In recent years some of the new wonder drugs have gone OTC – the H-2 blockers such as cimetidine and ranitidine for instance. Is there any reason why the SSRIs or neuroleptics couldn’t also go OTC? As far as safety and possible interactions with other drugs goes the SSRIs are at least as safe as the H-2 blockers. If chlorpromazine had been available OTC it seems a safe bet that it would never have been prescribed by users to themselves in the huge doses that it was during the 1960s, 70s and 80s. The principal hazard stemming from its use – its intramuscular use in large quantities – is also something that users would seem unlikely to have inflicted upon themselves. In fact the regime that users seem likely to have opted for would probably have been pretty close to what medical opinion 40 years later seems to be coming around to recommending as optimal.

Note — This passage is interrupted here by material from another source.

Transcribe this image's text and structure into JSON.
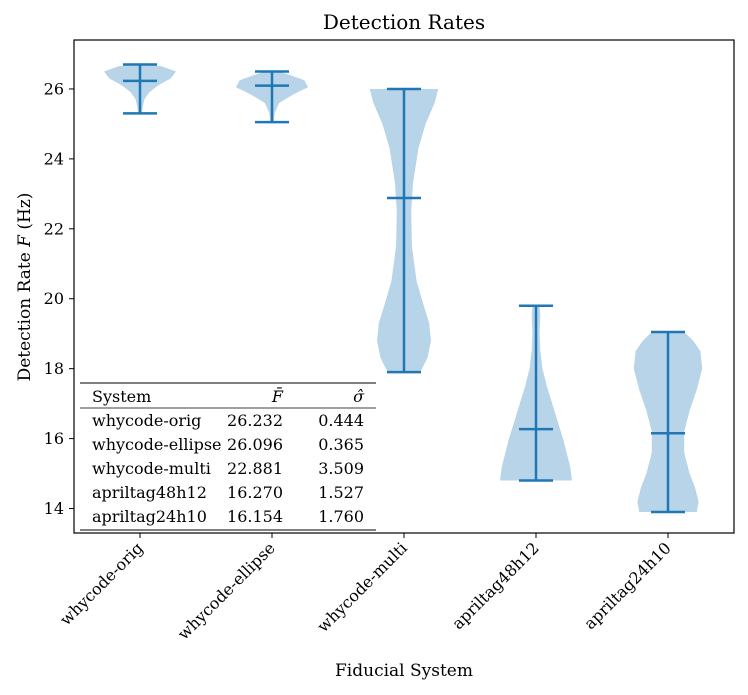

Sold over the counter, the antidepressants would seem likely to have been marketed as tonics rather than antidepressants – they improve sleep, appetite, energy etc. Seen in this light they might be far more acceptable to many people. Part of the appeal behind alternative medicine and the use of health foods is that this kind of management leaves control of health in one’s own hands and there aren’t the same disease implications.

The prescription question is bound up with the question of disease. In 1962, the FDA were attempting to minimise the adverse consequences of drug taking by making any new drugs safer but also by restricting the use of drugs to those who were genuinely ill, so that any risks brought about by a drug would be weighed in the balance of clear benefits also produced. In the case of depression, it would seem that many people simply don’t accept a disease model of depression – they don’t consent to treatment on these premises and as a consequence very often don’t comply.

References

  1. Epstein LC, Lasagna L: Obtaining informed consent: form or substance. Arch Int Med 1969, 123:682-688.
  2. Levine RJ: Ethics and regulation of clinical research. New Haven: Yale University Press; 1986.
  3. Kleinman A: The illness narratives. New York: Basic Books; 1988.
  4. Bursztajn HJ, Feinbloom RI, Hamm RM, Brodsky A: Medical choices: medical chances. London: Routledge; 1990.
  5. Seedhouse D: Liberating medicine. Chichester: John Wiley and Sons; 1991.
  6. Fitzgerald F, Healy D, Williams B: Shared care. Some effects of patient access to medical communications. J Ment Health 1996 5 [in press].
  7. Healy D: Involving users in mental health services in the era of the word-processor and the database. In Community care: evaluation of the provision of mental health services. Edited by Crosby D, Barry M. Aldershot: Avebury Press; 1986:209-231.
  8. Healy D: The antidepressant era. Cambridge MA: Harvard University Press; 1997.